Ну, обожгли Таньке щеку… Ну, поболит… Ну, пройдет… Я дышала свежим предутренним воздухом. Я ни о чем не думала. Им весело, думала я, вспоминая, как веселился вагон, глядя на мужика, блюющего в свои башмаки. Как они веселились! И даже жена, суровая поначалу, и та улыбнулась: мол, вот дурак!.. После нервотрепки, сутолоки посадки сели, подкрепились, едем, развеселились. А разве не смешно? Как же он их завтра наденет? Умора. Я не смеялась. И вот встал человек с обычным мужским лицом, встал и обиделся, потому что мне, видите ли, не смешно…

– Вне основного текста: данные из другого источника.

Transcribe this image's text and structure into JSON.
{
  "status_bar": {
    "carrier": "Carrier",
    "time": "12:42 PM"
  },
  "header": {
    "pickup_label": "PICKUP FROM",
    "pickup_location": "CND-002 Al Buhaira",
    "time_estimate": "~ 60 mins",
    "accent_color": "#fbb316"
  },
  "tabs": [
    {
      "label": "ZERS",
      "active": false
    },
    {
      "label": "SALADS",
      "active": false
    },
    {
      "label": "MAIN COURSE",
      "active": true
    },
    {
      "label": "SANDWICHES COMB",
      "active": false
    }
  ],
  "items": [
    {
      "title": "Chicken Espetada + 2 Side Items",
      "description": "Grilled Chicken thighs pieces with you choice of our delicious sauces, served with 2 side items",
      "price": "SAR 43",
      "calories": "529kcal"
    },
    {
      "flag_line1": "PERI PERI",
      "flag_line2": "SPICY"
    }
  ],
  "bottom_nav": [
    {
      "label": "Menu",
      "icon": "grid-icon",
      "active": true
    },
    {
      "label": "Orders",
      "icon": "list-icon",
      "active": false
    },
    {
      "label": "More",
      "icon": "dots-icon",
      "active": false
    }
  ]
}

А может быть, я в самом деле не права? И разве ты, Ирина Владимировна, ты, со своим батюшкой и своей матушкой, со своей биографией, с двумя муженьками и вечными скандалами, – ты не догадывалась о том, что их нужно жалеть, жалеть, жалеть… Зачем вступила ты в преступный сговор? зачем хотела ворошить эту жизнь? Не нужно никого спасать, потому что от кого! от самих себя? Что же делать? Как что? Ничего не делать. И, пожалуй, моя милая Ксюша, пора мне ставить точку на моей бурной жизни, пора образумиться. Я ни о чем не думала.
Андрюш! Андрюш, ты хороший, ты уступил мне свою полку, сам полез на третий этаж, ты хороший, женись на мне! Мы будем спать с тобой, прижавшись друг к другу спинами, мы будем слушать красивую музыку, а твои делишки – да ради бога! Они меня не волнуют. Я буду верна тебе, Андрюш, а захочешь ребеночка, такого маленького-маленького, который будет похож на тебя, слышишь, Андрюш, я тебе рожу…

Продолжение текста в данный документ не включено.